From an R&D perspective, we are looking to increase our budget by close to 30% from our current run rate. We’ll also pivot some of our expenses and costs from our traditional business to electrification. You’ll see that cost increase as we focus on our electrification efforts, but we plan to reduce some costs in our traditional products.

JS
Joseph SpakAnalyst

Thanks, Carl. Can you update us on steel costs and recoveries for the balance of the year? We’ve seen some declines from the highs, but there are lags affecting outflows.

CA
Carl AndersonCFO

From a forecast perspective, we initially planned for steel prices to decline throughout the year. Current spot prices are slightly lower than our original estimates. However, steel remains a significant headwind this quarter and will likely impact the second quarter as well. We expect normalization to occur as we move into the latter half of our fiscal year.

BC
Bruce ChanAnalyst

Good morning and congrats on the results. I am curious about the order cancellations you previously mentioned. Can you elaborate on what kinds of deposits or penalties there are for cancellations? What’s the risk of cancellations to earnings and margins in the context of your M2025 plan?

CV
Chris VillavarayanCEO

There was a spike in cancellations to 6% on Class 8. However, the demand is incredibly strong right now, with a backlog of 260,000 trucks. The overall market has experienced many challenges, but we see robust demand moving forward. The elements of cancellations mainly stem from OEMs adjusting their order boards due to supply chain constraints. Regarding EV revenue backlog, we mentioned a backlog of around $500 million during Capital Markets Day. It’s now trending significantly higher. We switched to discussing defined revenue within the years. Our fiscal 2022 revenue is expected to be up 30%, with a target of $280 million for 2025. We’re confidently paving a path to exceed those targets.

BJ
Brian JohnsonAnalyst

Can you provide an estimate of the win rates on the 14Xe axle? Additionally, where are various OEMs in sourcing, especially considering the trend of engine and axle integration?

CV
Chris VillavarayanCEO

For the 14Xe, all announcements on slide 5 relate to it—except for the MAN announcement with Volkswagen.
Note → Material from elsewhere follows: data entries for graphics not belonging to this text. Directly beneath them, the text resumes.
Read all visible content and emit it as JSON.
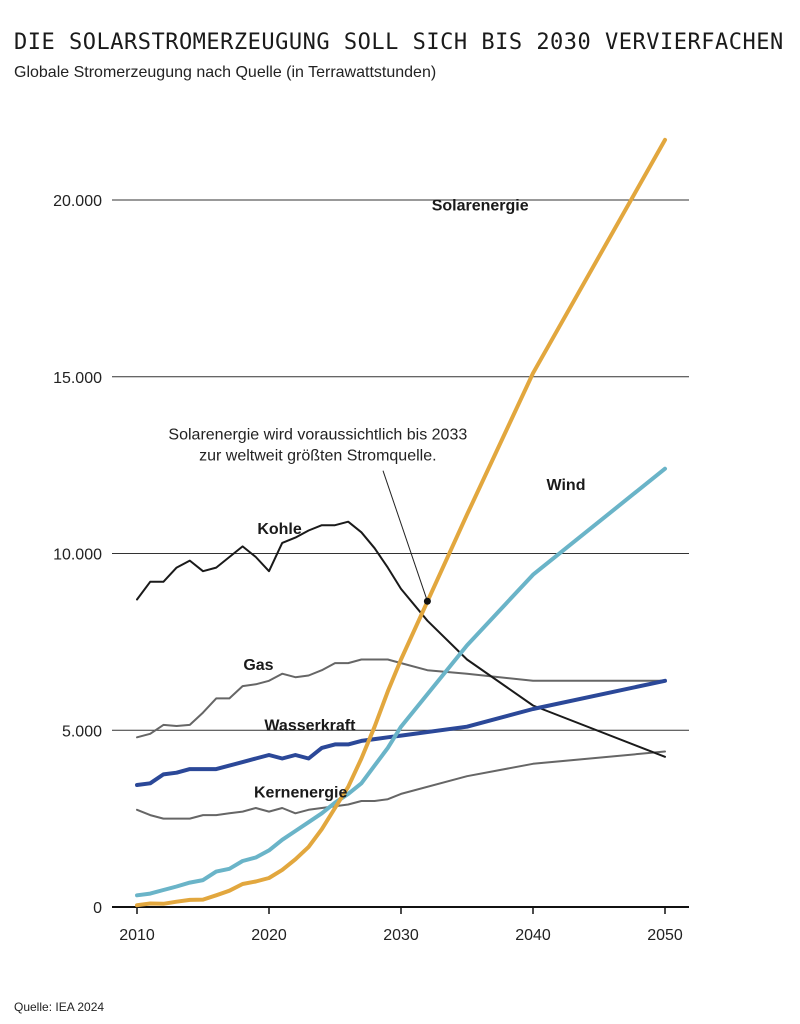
{
  "header": {
    "title": "DIE SOLARSTROMERZEUGUNG SOLL SICH BIS 2030 VERVIERFACHEN",
    "subtitle": "Globale Stromerzeugung nach Quelle (in Terrawattstunden)"
  },
  "footer": {
    "source": "Quelle: IEA 2024"
  },
  "chart_data": {
    "type": "line",
    "title": "DIE SOLARSTROMERZEUGUNG SOLL SICH BIS 2030 VERVIERFACHEN",
    "subtitle": "Globale Stromerzeugung nach Quelle (in Terrawattstunden)",
    "xlabel": "",
    "ylabel": "",
    "xlim": [
      2010,
      2050
    ],
    "ylim": [
      0,
      22000
    ],
    "x_ticks": [
      2010,
      2020,
      2030,
      2040,
      2050
    ],
    "y_ticks": [
      0,
      5000,
      10000,
      15000,
      20000
    ],
    "y_tick_labels": [
      "0",
      "5.000",
      "10.000",
      "15.000",
      "20.000"
    ],
    "grid": "horizontal",
    "series": [
      {
        "name": "Solarenergie",
        "color": "#E2A73E",
        "width": 4,
        "points": [
          [
            2010,
            50
          ],
          [
            2011,
            100
          ],
          [
            2012,
            90
          ],
          [
            2013,
            150
          ],
          [
            2014,
            200
          ],
          [
            2015,
            210
          ],
          [
            2016,
            330
          ],
          [
            2017,
            460
          ],
          [
            2018,
            650
          ],
          [
            2019,
            720
          ],
          [
            2020,
            820
          ],
          [
            2021,
            1050
          ],
          [
            2022,
            1350
          ],
          [
            2023,
            1700
          ],
          [
            2024,
            2200
          ],
          [
            2025,
            2800
          ],
          [
            2026,
            3400
          ],
          [
            2027,
            4200
          ],
          [
            2028,
            5100
          ],
          [
            2029,
            6100
          ],
          [
            2030,
            7000
          ],
          [
            2035,
            11100
          ],
          [
            2040,
            15100
          ],
          [
            2050,
            21700
          ]
        ]
      },
      {
        "name": "Wind",
        "color": "#6AB4C8",
        "width": 4,
        "points": [
          [
            2010,
            330
          ],
          [
            2011,
            380
          ],
          [
            2012,
            480
          ],
          [
            2013,
            580
          ],
          [
            2014,
            690
          ],
          [
            2015,
            760
          ],
          [
            2016,
            1000
          ],
          [
            2017,
            1080
          ],
          [
            2018,
            1300
          ],
          [
            2019,
            1400
          ],
          [
            2020,
            1600
          ],
          [
            2021,
            1900
          ],
          [
            2022,
            2150
          ],
          [
            2023,
            2400
          ],
          [
            2024,
            2650
          ],
          [
            2025,
            2950
          ],
          [
            2026,
            3200
          ],
          [
            2027,
            3500
          ],
          [
            2028,
            4000
          ],
          [
            2029,
            4500
          ],
          [
            2030,
            5100
          ],
          [
            2035,
            7400
          ],
          [
            2040,
            9400
          ],
          [
            2050,
            12400
          ]
        ]
      },
      {
        "name": "Kohle",
        "color": "#1a1a1a",
        "width": 2,
        "points": [
          [
            2010,
            8700
          ],
          [
            2011,
            9200
          ],
          [
            2012,
            9200
          ],
          [
            2013,
            9600
          ],
          [
            2014,
            9800
          ],
          [
            2015,
            9500
          ],
          [
            2016,
            9600
          ],
          [
            2017,
            9900
          ],
          [
            2018,
            10200
          ],
          [
            2019,
            9900
          ],
          [
            2020,
            9500
          ],
          [
            2021,
            10300
          ],
          [
            2022,
            10450
          ],
          [
            2023,
            10650
          ],
          [
            2024,
            10800
          ],
          [
            2025,
            10800
          ],
          [
            2026,
            10900
          ],
          [
            2027,
            10600
          ],
          [
            2028,
            10150
          ],
          [
            2029,
            9600
          ],
          [
            2030,
            9000
          ],
          [
            2032,
            8100
          ],
          [
            2035,
            7000
          ],
          [
            2040,
            5700
          ],
          [
            2050,
            4250
          ]
        ]
      },
      {
        "name": "Gas",
        "color": "#666666",
        "width": 2,
        "points": [
          [
            2010,
            4800
          ],
          [
            2011,
            4900
          ],
          [
            2012,
            5150
          ],
          [
            2013,
            5120
          ],
          [
            2014,
            5150
          ],
          [
            2015,
            5500
          ],
          [
            2016,
            5900
          ],
          [
            2017,
            5900
          ],
          [
            2018,
            6250
          ],
          [
            2019,
            6300
          ],
          [
            2020,
            6400
          ],
          [
            2021,
            6600
          ],
          [
            2022,
            6500
          ],
          [
            2023,
            6550
          ],
          [
            2024,
            6700
          ],
          [
            2025,
            6900
          ],
          [
            2026,
            6900
          ],
          [
            2027,
            7000
          ],
          [
            2028,
            7000
          ],
          [
            2029,
            7000
          ],
          [
            2030,
            6900
          ],
          [
            2032,
            6700
          ],
          [
            2035,
            6600
          ],
          [
            2040,
            6400
          ],
          [
            2050,
            6400
          ]
        ]
      },
      {
        "name": "Wasserkraft",
        "color": "#2B4898",
        "width": 4,
        "points": [
          [
            2010,
            3450
          ],
          [
            2011,
            3500
          ],
          [
            2012,
            3750
          ],
          [
            2013,
            3800
          ],
          [
            2014,
            3900
          ],
          [
            2015,
            3900
          ],
          [
            2016,
            3900
          ],
          [
            2017,
            4000
          ],
          [
            2018,
            4100
          ],
          [
            2019,
            4200
          ],
          [
            2020,
            4300
          ],
          [
            2021,
            4200
          ],
          [
            2022,
            4300
          ],
          [
            2023,
            4200
          ],
          [
            2024,
            4500
          ],
          [
            2025,
            4600
          ],
          [
            2026,
            4600
          ],
          [
            2027,
            4700
          ],
          [
            2028,
            4750
          ],
          [
            2029,
            4800
          ],
          [
            2030,
            4850
          ],
          [
            2035,
            5100
          ],
          [
            2040,
            5600
          ],
          [
            2050,
            6400
          ]
        ]
      },
      {
        "name": "Kernenergie",
        "color": "#666666",
        "width": 2,
        "points": [
          [
            2010,
            2750
          ],
          [
            2011,
            2600
          ],
          [
            2012,
            2500
          ],
          [
            2013,
            2500
          ],
          [
            2014,
            2500
          ],
          [
            2015,
            2600
          ],
          [
            2016,
            2600
          ],
          [
            2017,
            2650
          ],
          [
            2018,
            2700
          ],
          [
            2019,
            2800
          ],
          [
            2020,
            2700
          ],
          [
            2021,
            2800
          ],
          [
            2022,
            2650
          ],
          [
            2023,
            2750
          ],
          [
            2024,
            2800
          ],
          [
            2025,
            2850
          ],
          [
            2026,
            2900
          ],
          [
            2027,
            3000
          ],
          [
            2028,
            3000
          ],
          [
            2029,
            3050
          ],
          [
            2030,
            3200
          ],
          [
            2035,
            3700
          ],
          [
            2040,
            4050
          ],
          [
            2050,
            4400
          ]
        ]
      }
    ],
    "series_labels": [
      {
        "name": "Solarenergie",
        "x": 2036,
        "y": 19700
      },
      {
        "name": "Wind",
        "x": 2042.5,
        "y": 11800
      },
      {
        "name": "Kohle",
        "x": 2020.8,
        "y": 10550
      },
      {
        "name": "Gas",
        "x": 2019.2,
        "y": 6700
      },
      {
        "name": "Wasserkraft",
        "x": 2023.1,
        "y": 5000
      },
      {
        "name": "Kernenergie",
        "x": 2022.4,
        "y": 3100
      }
    ],
    "annotations": [
      {
        "lines": [
          "Solarenergie wird voraussichtlich bis 2033",
          "zur weltweit größten Stromquelle."
        ],
        "text_anchor_xy": [
          2023.7,
          13220
        ],
        "point": [
          2032,
          8650
        ]
      }
    ]
  }
}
Customers from new entrants and traditional OEMs are opting for the 14Xe. In terms of vertical integration, there’s a growing opportunity, although competition will increase. In North America, Daimler still sources 50% of their Class 8 axles from us despite their vertical integration, indicating there’s growth potential.

UA
Unidentified AnalystAnalyst

Hello, good morning. My question involves incremental margins. You mentioned offsetting commodity pressures through pricing. Given recent wage inflation, I wonder if you foresee any changes in your outlook for incremental margins. How will you manage that in the future?

CV
Chris VillavarayanCEO

Yes, we are experiencing wage inflation, primarily in the U.S. It’s integrated into our current forecast. We’re managing it through our internal efficiencies and pricing discussions with customers. Our plan involves automation and additional offsets to maintain margins.

TC
Todd ChirilloSenior Director of Investor Relations

Thank you for joining our call today. If you have any questions, please feel free to reach out to me directly. Thank you and have a great day.

Operator

This concludes today’s conference call. Thank you for participating. You may now disconnect.